Volviendo a mi realidad, a mi infancia, mi madre consideraba el crepúsculo desde la muralla izquierda de Segovia, según se mira desde la plaza del Alcázar, como el más maravilloso. Una vez le dijo a un pintor que estaba intentando plasmarlo en su lienzo: - No lo intente usted, señor artista, porque cambian los colores a cada instante y se va a quedar desequilibrado-. Como compensación se lo llevó a tomar un té, allí al lado, a casa de Greta Svodska, protectora de artistas.

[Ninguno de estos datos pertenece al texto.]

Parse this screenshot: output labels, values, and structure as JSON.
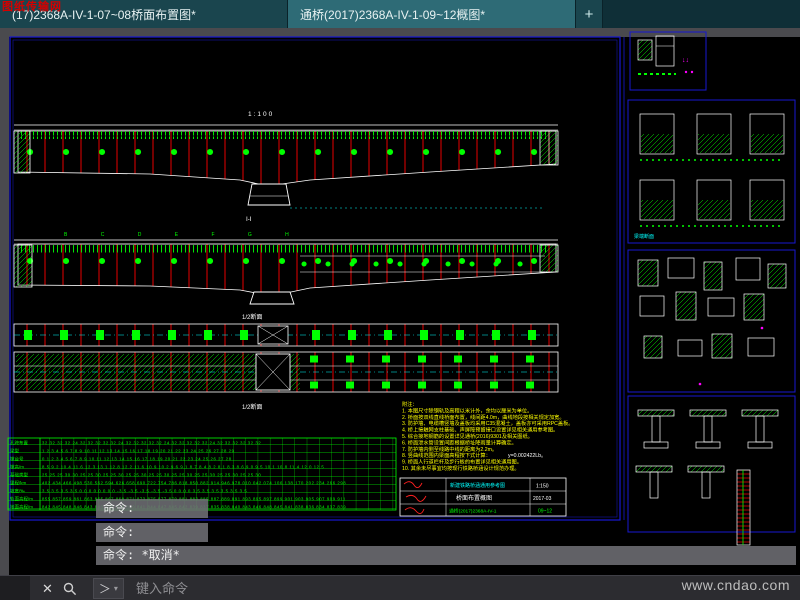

Mi padre amaba la sierra de Gredos. Esta puesta de sol es fantástica – me decía, con un gran esfuerzo expresivo - cuando se ha ocultado detrás de la loma aparece una luz naranja entre los brezos,como si los estuviera incendiando. ¿Te das cuenta, hija, que se han quedado unos jirones rosas  enredados en lo alto de la cumbre y no van a querer marcharse con la noche? Abre bien los ojos, hija, que no porque ocurra todos los días deja de ser un milagro”. Mi padre era muy religioso,  pero  creía sobre todo en los milagros de la naturaleza.


Mi compañero, que es del noreste de Italia, se quedaba embobado con las puestas del sol en la laguna de Venecia, entre las torres y las danzas vespertinas de los vencejos. Para eso teníamos que ir hasta  el muelle del Lido, lo que llaman la Riviera. “”Mira: el sol se hunde rojo y entero,  cae como una bola de fuego y hay que mirarla hasta su último temblor.”” Y entonces veía siempre el Rayo Verde. Yo le decía que lo veía también, porque cuando dos personas son compañeras deben compartir la misma fe en los fenómenos naturales.


Mi crepúsculo diario es más ciudadano:, desde mi balcón oeste, por un gran espacio entre el Edificio España y la Torre de Madrid, se ve un trocito de Casa de Campo, pero que a mí me parece ya Extremadura. - ¡Se está poniendo el sol por Extremadura, que está después de Talavera de la Reina, y de Trujillo y de Cáceres y si no llega más lejos es porque los portugueses le han puesto fronteras al campo! – me decía el gato Chispi.

Mi crepúsculo también es importante:  a veces es rosa o dorado, pero, sobre todo, tiene lejanía, distancias. Es un regalo que he tenido durante casi 40 años en la habitación que llamo mi despacho.